Beckumer Anschläge: Der Wochenrückblick
Einziges grünes Wahlplakat der Stadt: Willst du Schniggendiller sehen, musst du auf dem Nordwall stehen.

Ob Kandidatin Marion Schniggendiller von jedem zweiten Laternenmast herabgelächelt haben wird oder nicht, wird aus  Sicht der Ortspartei wohl nicht entscheidend sein. Also verzichtet die Ortspartei aufs Plakatekleben und beschränkt sich auf Einsätze am Infostand. Das eingesparte Gelde spendet sie den Bäder-Fördervereinen und „Frauen helfen Frauen“. Am Ende vielleicht für den ein oder anderen Wähler ein stärkeres Zeichen für gesellschaftliche Solidarität als Portraits und Slogans in DIN A1-Format.
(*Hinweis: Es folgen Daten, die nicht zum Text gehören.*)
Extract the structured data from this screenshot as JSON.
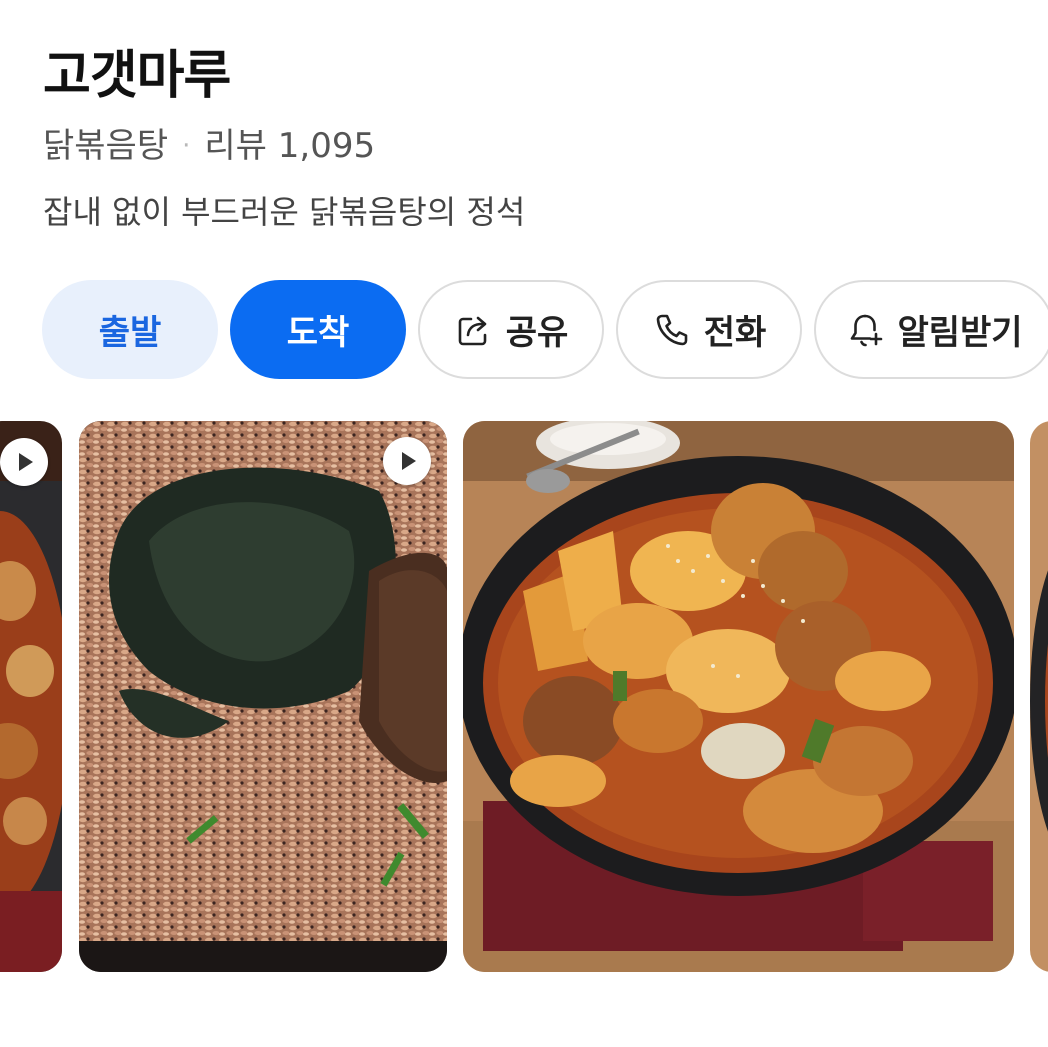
{
  "place": {
    "name": "고갯마루",
    "category": "닭볶음탕",
    "separator": "·",
    "reviews_label": "리뷰 1,095",
    "description": "잡내 없이 부드러운 닭볶음탕의 정석"
  },
  "actions": {
    "depart": "출발",
    "arrive": "도착",
    "share": "공유",
    "call": "전화",
    "notify": "알림받기"
  },
  "icons": {
    "share": "share-icon",
    "call": "phone-icon",
    "notify": "bell-plus-icon",
    "play": "play-icon"
  },
  "colors": {
    "primary": "#0b6cf2",
    "primary_light": "#e8f0fc",
    "primary_text": "#1a66e0"
  },
  "photos": [
    {
      "id": "photo-1",
      "video": true
    },
    {
      "id": "photo-2",
      "video": true
    },
    {
      "id": "photo-3",
      "video": false
    },
    {
      "id": "photo-4",
      "video": false
    }
  ]
}
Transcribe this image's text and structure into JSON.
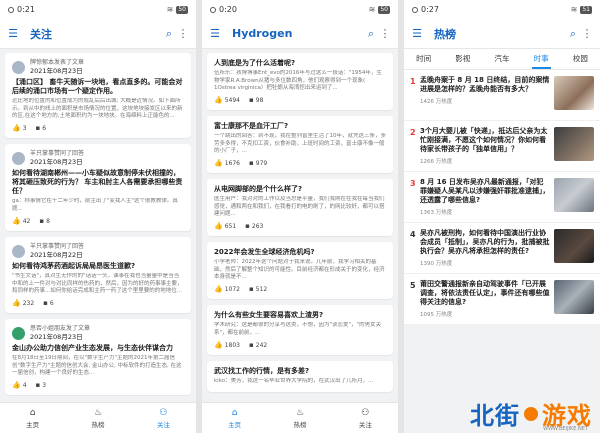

Während es ansonsten eher ruhig bleibt um die Wahlwerbung in Beckum, machen andere Plakate von sich reden. Die „Achtung Kinder!“-Warnhinweise , die Radio WAF und AOK zum Schuljahresbeginn kostenlos verteilt haben, sind von der Stadt teilweise wieder entfernt worden. In einem Fall ging es um Verkehrssicherheit, in anderen Fällen ums Prinzip. Es drängt sich der Eindruck auf, dass der Ermessensspielraum der Ordnungsbehörde im Interesse der Bürger nicht ausgeschöpft worden ist. Mancherorts blieben die Plakate zwar stehen, aber nicht überall, wo sie abgeräumt wurden, stellten sie eine Gefährdung dar. Etwas mehr Großzügigkeit hätte da sicher nicht geschadet.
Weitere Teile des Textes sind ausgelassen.